Death toll from Afghanistan earthquakes shoots past 2,000

Death toll from Afghanistan earthquakes shoots past 2,000

The toll of lives lost in the aftermath of a series of earthquakes in the remote western reaches of Afghanistan surged dramatically to 2,053 on Sunday, while an additional 9,240 individuals suffered injuries as rescue operations unfolded in the region, as reported by the wire service Reuters.

Regrettably, the casualty count has reached an alarming level, as stated by Deputy Government Spokesman Bilal Karimi early on Sunday, as the true extent of the devastation became apparent.

“The death toll stands at over 1,000 people.
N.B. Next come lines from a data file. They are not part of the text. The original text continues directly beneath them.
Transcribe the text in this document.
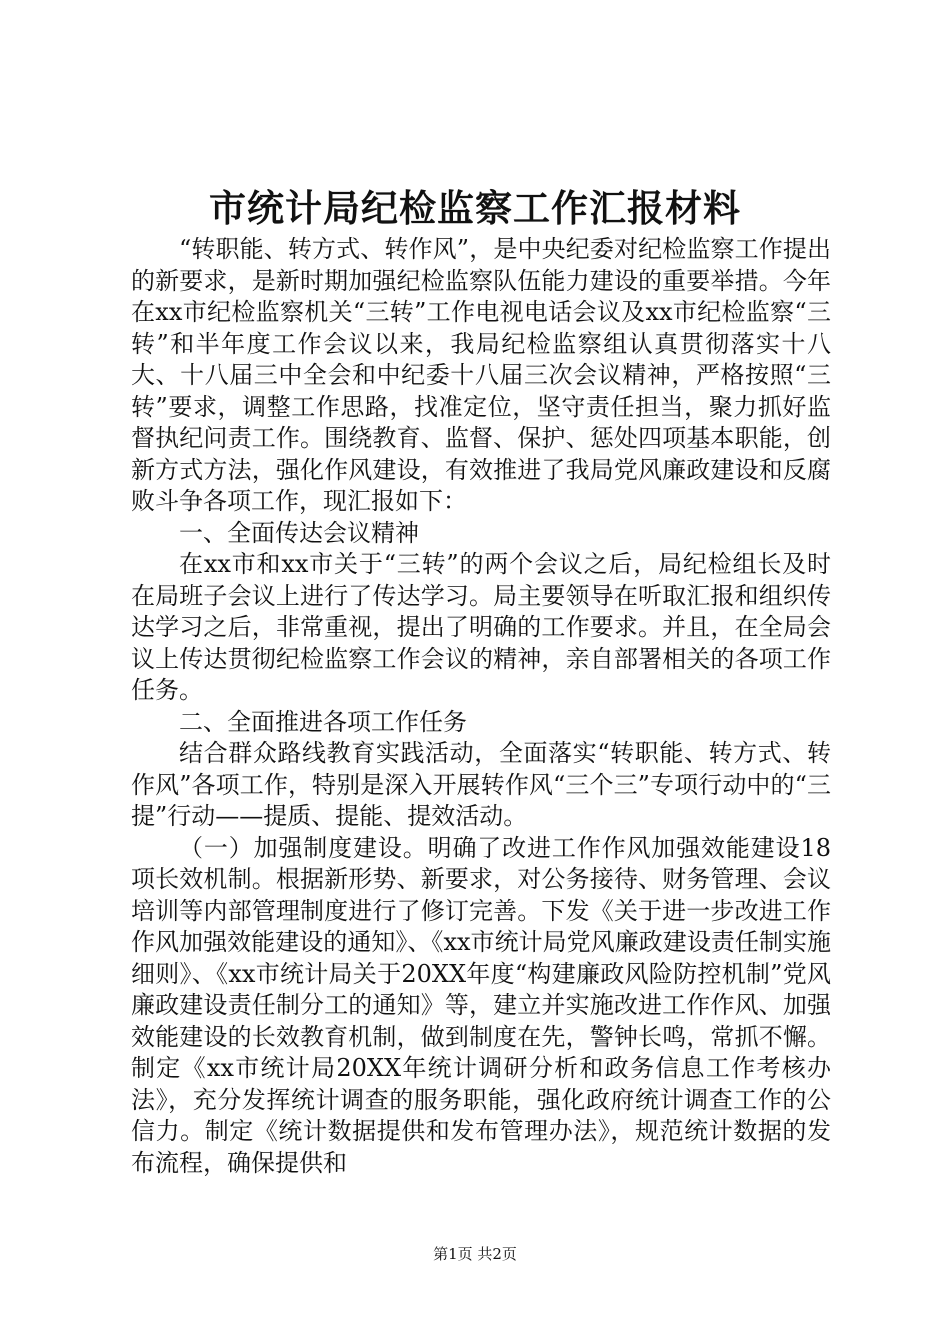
市统计局纪检监察工作汇报材料

“转职能、转方式、转作风”，是中央纪委对纪检监察工作提出的新要求，是新时期加强纪检监察队伍能力建设的重要举措。今年在xx市纪检监察机关“三转”工作电视电话会议及xx市纪检监察“三转”和半年度工作会议以来，我局纪检监察组认真贯彻落实十八大、十八届三中全会和中纪委十八届三次会议精神，严格按照“三转”要求，调整工作思路，找准定位，坚守责任担当，聚力抓好监督执纪问责工作。围绕教育、监督、保护、惩处四项基本职能，创新方式方法，强化作风建设，有效推进了我局党风廉政建设和反腐败斗争各项工作，现汇报如下：

一、全面传达会议精神

在xx市和xx市关于“三转”的两个会议之后，局纪检组长及时在局班子会议上进行了传达学习。局主要领导在听取汇报和组织传达学习之后，非常重视，提出了明确的工作要求。并且，在全局会议上传达贯彻纪检监察工作会议的精神，亲自部署相关的各项工作任务。

二、全面推进各项工作任务

结合群众路线教育实践活动，全面落实“转职能、转方式、转作风”各项工作，特别是深入开展转作风“三个三”专项行动中的“三提”行动——提质、提能、提效活动。

（一）加强制度建设。明确了改进工作作风加强效能建设18项长效机制。根据新形势、新要求，对公务接待、财务管理、会议培训等内部管理制度进行了修订完善。下发《关于进一步改进工作作风加强效能建设的通知》、《xx市统计局党风廉政建设责任制实施细则》、《xx市统计局关于20XX年度“构建廉政风险防控机制”党风廉政建设责任制分工的通知》等，建立并实施改进工作作风、加强效能建设的长效教育机制，做到制度在先，警钟长鸣，常抓不懈。制定《xx市统计局20XX年统计调研分析和政务信息工作考核办法》，充分发挥统计调查的服务职能，强化政府统计调查工作的公信力。制定《统计数据提供和发布管理办法》，规范统计数据的发布流程，确保提供和

第1页 共2页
We are awaiting the final figures,” he conveyed to AFP.

In the wake of the calamity’s escalating scope, rescuers are diligently searching for victims in the wreckage caused by the earthquake that ravaged homes in western Afghanistan, an area that previously reported only 120 casualties.
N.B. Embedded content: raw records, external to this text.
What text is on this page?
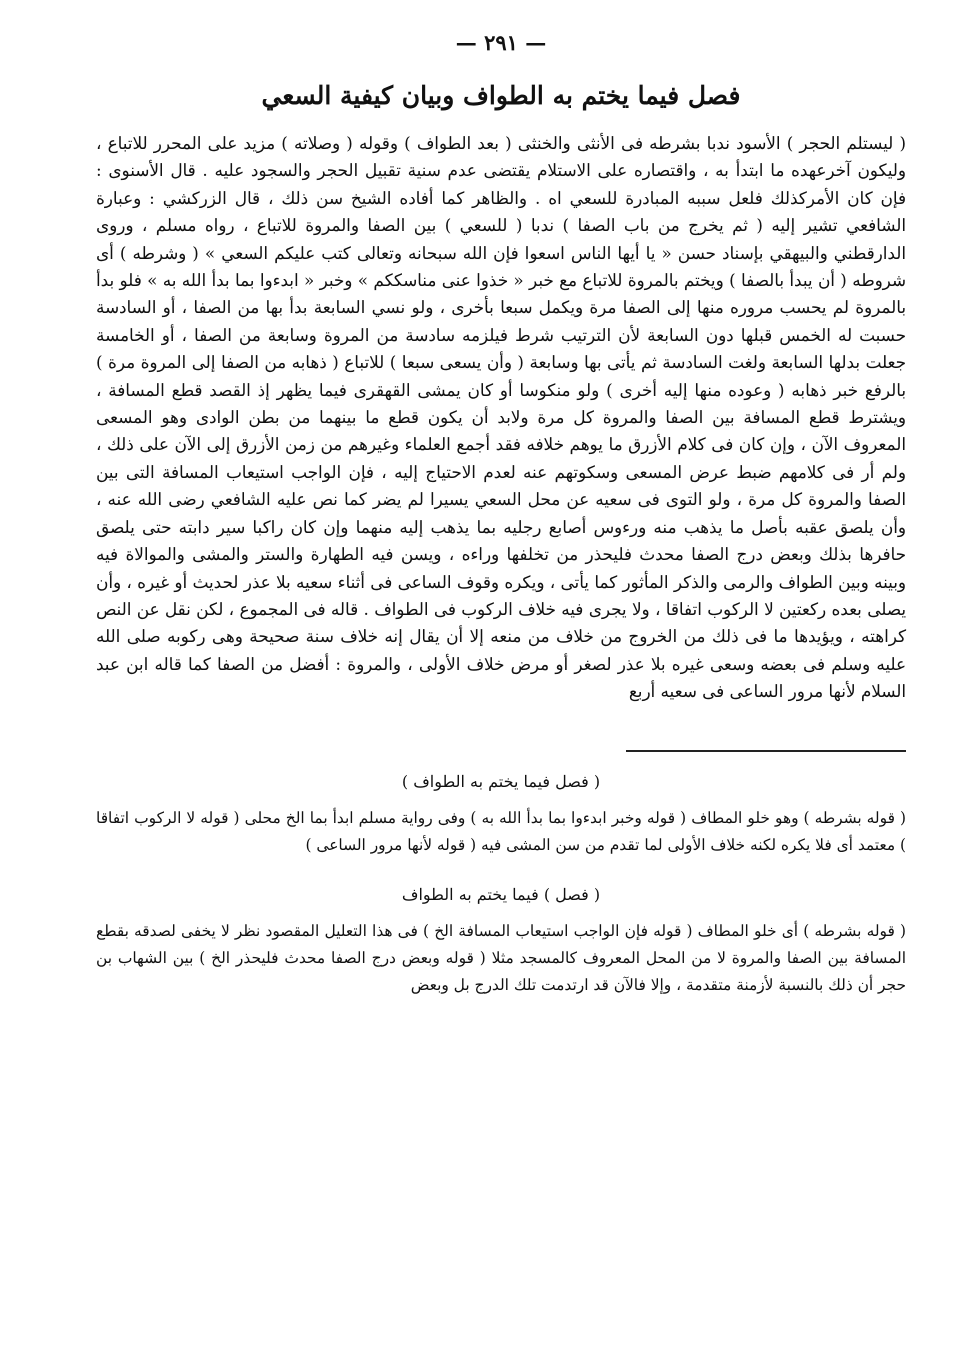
— ٢٩١ —
فصل فيما يختم به الطواف وبيان كيفية السعي

( ليستلم الحجر ) الأسود ندبا بشرطه فى الأنثى والخنثى ( بعد الطواف ) وقوله ( وصلاته ) مزيد على المحرر للاتباع ، وليكون آخرعهده ما ابتدأ به ، واقتصاره على الاستلام يقتضى عدم سنية تقبيل الحجر والسجود عليه . قال الأسنوى : فإن كان الأمركذلك فلعل سببه المبادرة للسعي اه . والظاهر كما أفاده الشيخ سن ذلك ، قال الزركشي : وعبارة الشافعي تشير إليه ( ثم يخرج من باب الصفا ) ندبا ( للسعي ) بين الصفا والمروة للاتباع ، رواه مسلم ، وروى الدارقطني والبيهقي بإسناد حسن « يا أيها الناس اسعوا فإن الله سبحانه وتعالى كتب عليكم السعي » ( وشرطه ) أى شروطه ( أن يبدأ بالصفا ) ويختم بالمروة للاتباع مع خبر « خذوا عنى مناسككم » وخبر « ابدءوا بما بدأ الله به » فلو بدأ بالمروة لم يحسب مروره منها إلى الصفا مرة ويكمل سبعا بأخرى ، ولو نسي السابعة بدأ بها من الصفا ، أو السادسة حسبت له الخمس قبلها دون السابعة لأن الترتيب شرط فيلزمه سادسة من المروة وسابعة من الصفا ، أو الخامسة جعلت بدلها السابعة ولغت السادسة ثم يأتى بها وسابعة ( وأن يسعى سبعا ) للاتباع ( ذهابه من الصفا إلى المروة مرة ) بالرفع خبر ذهابه ( وعوده منها إليه أخرى ) ولو منكوسا أو كان يمشى القهقرى فيما يظهر إذ القصد قطع المسافة ، ويشترط قطع المسافة بين الصفا والمروة كل مرة ولابد أن يكون قطع ما بينهما من بطن الوادى وهو المسعى المعروف الآن ، وإن كان فى كلام الأزرق ما يوهم خلافه فقد أجمع العلماء وغيرهم من زمن الأزرق إلى الآن على ذلك ، ولم أر فى كلامهم ضبط عرض المسعى وسكوتهم عنه لعدم الاحتياج إليه ، فإن الواجب استيعاب المسافة التى بين الصفا والمروة كل مرة ، ولو التوى فى سعيه عن محل السعي يسيرا لم يضر كما نص عليه الشافعي رضى الله عنه ، وأن يلصق عقبه بأصل ما يذهب منه ورءوس أصابع رجليه بما يذهب إليه منهما وإن كان راكبا سير دابته حتى يلصق حافرها بذلك وبعض درج الصفا محدث فليحذر من تخلفها وراءه ، ويسن فيه الطهارة والستر والمشى والموالاة فيه وبينه وبين الطواف والرمى والذكر المأثور كما يأتى ، ويكره وقوف الساعى فى أثناء سعيه بلا عذر لحديث أو غيره ، وأن يصلى بعده ركعتين لا الركوب اتفاقا ، ولا يجرى فيه خلاف الركوب فى الطواف . قاله فى المجموع ، لكن نقل عن النص كراهته ، ويؤيدها ما فى ذلك من الخروج من خلاف من منعه إلا أن يقال إنه خلاف سنة صحيحة وهى ركوبه صلى الله عليه وسلم فى بعضه وسعى غيره بلا عذر لصغر أو مرض خلاف الأولى ، والمروة : أفضل من الصفا كما قاله ابن عبد السلام لأنها مرور الساعى فى سعيه أربع

( فصل فيما يختم به الطواف )

( قوله بشرطه ) وهو خلو المطاف ( قوله وخبر ابدءوا بما بدأ الله به ) وفى رواية مسلم ابدأ بما الخ محلى ( قوله لا الركوب اتفاقا ) معتمد أى فلا يكره لكنه خلاف الأولى لما تقدم من سن المشى فيه ( قوله لأنها مرور الساعى )

( فصل ) فيما يختم به الطواف

( قوله بشرطه ) أى خلو المطاف ( قوله فإن الواجب استيعاب المسافة الخ ) فى هذا التعليل المقصود نظر لا يخفى لصدقه بقطع المسافة بين الصفا والمروة لا من المحل المعروف كالمسجد مثلا ( قوله وبعض درج الصفا محدث فليحذر الخ ) بين الشهاب بن حجر أن ذلك بالنسبة لأزمنة متقدمة ، وإلا فالآن قد ارتدمت تلك الدرج بل وبعض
The seismic event, with a magnitude of 6.3, unleashed eight powerful aftershocks, striking fear into city-dwellers and causing rural homes to crumble, situated 30 kilometers northwest of Herat.

Late on Saturday, Herat’s Disaster Management Head, Mosa Ashari, informed AFP that around 120 fatalities had been documented, along with over 1,000 injured, including women, children, and elderly citizens.
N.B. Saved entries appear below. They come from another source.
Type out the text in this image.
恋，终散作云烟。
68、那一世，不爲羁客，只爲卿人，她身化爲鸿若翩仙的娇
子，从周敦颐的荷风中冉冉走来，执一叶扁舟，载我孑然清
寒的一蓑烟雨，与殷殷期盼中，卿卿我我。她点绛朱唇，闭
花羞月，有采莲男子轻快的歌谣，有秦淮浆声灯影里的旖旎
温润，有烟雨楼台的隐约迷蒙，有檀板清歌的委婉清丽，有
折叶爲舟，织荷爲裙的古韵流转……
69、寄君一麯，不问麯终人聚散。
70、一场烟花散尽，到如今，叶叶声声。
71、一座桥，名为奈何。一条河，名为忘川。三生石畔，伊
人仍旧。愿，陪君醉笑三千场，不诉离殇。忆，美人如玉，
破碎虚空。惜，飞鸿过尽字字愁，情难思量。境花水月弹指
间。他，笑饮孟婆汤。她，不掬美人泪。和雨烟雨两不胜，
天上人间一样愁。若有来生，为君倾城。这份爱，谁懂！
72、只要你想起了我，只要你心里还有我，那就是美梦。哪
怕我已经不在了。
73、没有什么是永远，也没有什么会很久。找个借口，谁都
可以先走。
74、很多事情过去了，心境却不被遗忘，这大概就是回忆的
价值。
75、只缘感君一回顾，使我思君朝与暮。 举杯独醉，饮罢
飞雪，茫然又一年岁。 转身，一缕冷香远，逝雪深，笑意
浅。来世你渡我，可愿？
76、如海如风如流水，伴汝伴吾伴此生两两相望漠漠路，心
Afghanistan’s National Disaster Authority spokesperson anticipates a further surge in the death toll.

In the Sarboland village of Zinda Jan district, as night descended, numerous homes lay in ruins near the epicenter of the tremors, which shook the region for more than five harrowing hours.

Men toiled to clear heaps of fallen masonry, while women and children sought refuge in the open, their devastated homes bearing witness to personal belongings fluttering in the unforgiving wind.

According to Afghan media, a staggering 1,329 homes lay in ruins across the affected areas.

Meanwhile, the World Health Organization (WHO) disclosed that over 600 residences were either entirely destroyed or partially damaged across at least 12 villages in Herat province, affecting 4,200 individuals, as reported by AFP.

Bashir Ahmad, a 42-year-old local resident, recounted, “In the very first tremor, all the houses collapsed. Those who were inside the houses were buried. There are families we have heard no news from.”

The WHO indicated late on Saturday that the casualty count is anticipated to rise further, as search and rescue missions continue.

In Herat city, residents hastily vacated their homes, and schools, hospitals, and offices were evacuated at the onset of the initial earthquake. Fortunately, there were relatively few reports of casualties in the metropolitan area.

Afghanistan is already grappling with a dire humanitarian crisis, exacerbated by the withdrawal of foreign aid following the return of the Taliban to power in 2021. Herat province, home to 1.9 million people on Iran’s border, has been particularly hard-hit by a severe drought, affecting numerous agricultural communities.

Afghanistan is no stranger to earthquakes, particularly in the Hindu Kush mountain range. In June, a 5.9-magnitude quake claimed over 1,000 lives and left tens of thousands homeless in the impoverished province of Paktika, marking the deadliest earthquake in Afghanistan in nearly a quarter of a century.